Guerrilla testing is a fast and low cost method of usability testing, where you take a prototype to a public place and ask people in your target market questions and go through the prototype to see how they interact and respond.
This tactic has long been in the usability designers toolbox, and product managers need to be mindful for when they should use this tactic and when to look elsewhere.
Let’s take an example to illustrate this method further. Let’s say you want to build a new app that curates content from various news sources and turns it into audio for commuters listening. You might have a napkin drawing of the app, and a list of the key features. To guerrilla test this you’d want to hop on a train with a bunch of commuters and talk to them about the app. Show the commuters the napkin and walk them through how the app would work. Solicit feedback. Would they use it? What would be their key features? What else would they want to add? These are the sorts of questions that will bring in great feedback and give you early direction. By leveraging guerrilla tactics and going to your target market early you can see if your idea holds weight with your target market and get direction on what to build first before you invest any time in building at all.
How to use guerrilla testing
This test methodology has some obvious flaws.
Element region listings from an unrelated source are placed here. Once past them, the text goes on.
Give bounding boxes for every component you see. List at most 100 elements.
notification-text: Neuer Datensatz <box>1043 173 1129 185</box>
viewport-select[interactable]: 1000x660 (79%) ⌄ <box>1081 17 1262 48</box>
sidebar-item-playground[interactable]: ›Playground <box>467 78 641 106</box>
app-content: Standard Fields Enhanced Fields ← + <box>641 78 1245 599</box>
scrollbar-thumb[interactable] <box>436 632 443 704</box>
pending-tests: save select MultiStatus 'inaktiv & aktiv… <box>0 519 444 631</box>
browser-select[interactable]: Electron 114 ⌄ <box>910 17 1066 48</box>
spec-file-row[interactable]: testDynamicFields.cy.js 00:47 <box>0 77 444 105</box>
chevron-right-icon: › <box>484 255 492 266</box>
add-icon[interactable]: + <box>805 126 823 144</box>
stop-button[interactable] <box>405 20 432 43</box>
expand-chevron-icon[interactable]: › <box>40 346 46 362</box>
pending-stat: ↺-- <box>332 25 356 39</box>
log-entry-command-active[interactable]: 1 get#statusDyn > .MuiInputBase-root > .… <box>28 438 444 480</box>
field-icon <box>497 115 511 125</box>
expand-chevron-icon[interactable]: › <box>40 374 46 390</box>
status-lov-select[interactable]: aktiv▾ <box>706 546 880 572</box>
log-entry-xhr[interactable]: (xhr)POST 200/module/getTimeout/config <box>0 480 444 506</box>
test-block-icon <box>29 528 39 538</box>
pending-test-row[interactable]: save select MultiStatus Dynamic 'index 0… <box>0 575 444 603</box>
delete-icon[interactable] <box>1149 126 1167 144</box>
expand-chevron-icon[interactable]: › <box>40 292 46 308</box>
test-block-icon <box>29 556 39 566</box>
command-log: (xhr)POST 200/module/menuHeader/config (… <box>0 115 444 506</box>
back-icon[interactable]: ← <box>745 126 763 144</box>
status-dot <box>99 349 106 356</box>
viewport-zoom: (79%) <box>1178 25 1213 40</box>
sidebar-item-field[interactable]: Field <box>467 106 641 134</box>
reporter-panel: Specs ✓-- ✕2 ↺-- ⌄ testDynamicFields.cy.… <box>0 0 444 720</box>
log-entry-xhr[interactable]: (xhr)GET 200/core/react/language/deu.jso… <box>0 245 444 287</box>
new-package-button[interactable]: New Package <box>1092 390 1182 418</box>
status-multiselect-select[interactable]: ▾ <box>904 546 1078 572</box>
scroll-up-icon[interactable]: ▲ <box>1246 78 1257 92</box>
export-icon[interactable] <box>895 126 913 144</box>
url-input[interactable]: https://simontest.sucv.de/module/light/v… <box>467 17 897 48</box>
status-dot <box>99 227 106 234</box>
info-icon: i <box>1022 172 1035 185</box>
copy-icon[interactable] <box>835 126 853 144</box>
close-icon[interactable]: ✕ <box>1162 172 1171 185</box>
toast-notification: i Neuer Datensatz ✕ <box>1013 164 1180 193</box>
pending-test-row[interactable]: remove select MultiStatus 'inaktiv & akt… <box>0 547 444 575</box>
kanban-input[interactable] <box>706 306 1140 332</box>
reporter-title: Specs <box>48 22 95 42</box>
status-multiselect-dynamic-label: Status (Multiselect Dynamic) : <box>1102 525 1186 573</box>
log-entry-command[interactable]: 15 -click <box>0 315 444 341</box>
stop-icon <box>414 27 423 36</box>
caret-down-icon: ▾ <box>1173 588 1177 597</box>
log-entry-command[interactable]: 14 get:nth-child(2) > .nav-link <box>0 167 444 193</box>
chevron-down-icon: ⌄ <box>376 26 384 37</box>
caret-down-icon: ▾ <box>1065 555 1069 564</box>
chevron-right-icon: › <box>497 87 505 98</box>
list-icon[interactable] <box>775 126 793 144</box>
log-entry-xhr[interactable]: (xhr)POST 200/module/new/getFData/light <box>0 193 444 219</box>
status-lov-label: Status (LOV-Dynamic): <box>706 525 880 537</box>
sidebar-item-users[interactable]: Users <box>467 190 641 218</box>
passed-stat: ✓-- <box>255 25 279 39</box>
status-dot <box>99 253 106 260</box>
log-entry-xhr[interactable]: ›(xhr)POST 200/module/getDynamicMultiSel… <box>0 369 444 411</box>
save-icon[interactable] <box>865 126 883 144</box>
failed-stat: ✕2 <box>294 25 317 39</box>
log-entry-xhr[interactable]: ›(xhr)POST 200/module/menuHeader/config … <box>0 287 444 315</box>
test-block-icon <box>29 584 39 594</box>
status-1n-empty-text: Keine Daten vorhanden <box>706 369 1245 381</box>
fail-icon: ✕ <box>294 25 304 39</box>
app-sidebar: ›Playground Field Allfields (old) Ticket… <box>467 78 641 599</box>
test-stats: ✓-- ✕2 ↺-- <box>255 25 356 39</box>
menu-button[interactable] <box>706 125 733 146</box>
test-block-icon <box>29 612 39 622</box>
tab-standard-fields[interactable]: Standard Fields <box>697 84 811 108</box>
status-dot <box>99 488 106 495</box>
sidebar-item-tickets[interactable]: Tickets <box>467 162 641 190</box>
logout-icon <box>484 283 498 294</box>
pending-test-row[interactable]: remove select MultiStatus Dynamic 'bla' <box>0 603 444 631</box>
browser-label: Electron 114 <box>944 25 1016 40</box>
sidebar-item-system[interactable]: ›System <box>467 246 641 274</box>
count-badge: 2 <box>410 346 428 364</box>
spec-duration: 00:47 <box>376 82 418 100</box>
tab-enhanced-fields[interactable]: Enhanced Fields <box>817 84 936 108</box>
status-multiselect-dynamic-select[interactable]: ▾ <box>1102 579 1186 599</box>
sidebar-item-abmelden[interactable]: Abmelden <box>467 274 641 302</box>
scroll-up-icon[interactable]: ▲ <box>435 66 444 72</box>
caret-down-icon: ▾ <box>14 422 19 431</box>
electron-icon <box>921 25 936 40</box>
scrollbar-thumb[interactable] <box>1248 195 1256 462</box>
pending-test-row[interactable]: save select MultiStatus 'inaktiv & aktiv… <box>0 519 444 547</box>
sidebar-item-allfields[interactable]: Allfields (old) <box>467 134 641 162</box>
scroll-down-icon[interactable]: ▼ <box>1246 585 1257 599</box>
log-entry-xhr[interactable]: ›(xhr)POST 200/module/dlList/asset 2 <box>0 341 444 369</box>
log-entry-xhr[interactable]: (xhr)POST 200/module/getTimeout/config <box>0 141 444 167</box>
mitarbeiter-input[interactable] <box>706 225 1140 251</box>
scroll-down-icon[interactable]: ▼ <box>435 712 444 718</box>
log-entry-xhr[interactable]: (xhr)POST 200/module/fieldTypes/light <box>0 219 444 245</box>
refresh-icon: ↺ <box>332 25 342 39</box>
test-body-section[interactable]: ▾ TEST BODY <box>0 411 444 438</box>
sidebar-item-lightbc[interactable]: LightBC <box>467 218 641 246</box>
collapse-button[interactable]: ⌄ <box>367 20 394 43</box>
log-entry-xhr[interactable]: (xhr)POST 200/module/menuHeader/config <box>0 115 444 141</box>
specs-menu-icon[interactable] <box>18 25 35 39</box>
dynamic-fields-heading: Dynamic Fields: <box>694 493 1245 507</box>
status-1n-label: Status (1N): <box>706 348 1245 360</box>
There’s a big sampling bias issue where even if the 10 or so people you speak with all agree on something they can be an anomaly in your market, and not representative of the group as a whole. There’s also the danger of over explaining the app, since it isn’t built, and thereby shaping the responses that are colored by the person asking the questions. And lastly, it can be hard to control for other environmental variables when you’re “out in the wild” so all kinds of factors may end up having inadvertent effects on your testing. For example, gloomy weather could make people skew negative that day.
Despite the above challenges, there’s no doubt that guerrilla testing has a time and place. It’s cheap, fast, and can be done early in the product ideation process. It should be used to help you get quick reactions and see if your idea is something that the market will be interested in. Leverage people’s reactions, good or bad, by understanding how the product or service may fit into your user’s everyday life and getting a pulse on what features will be important in your MVP.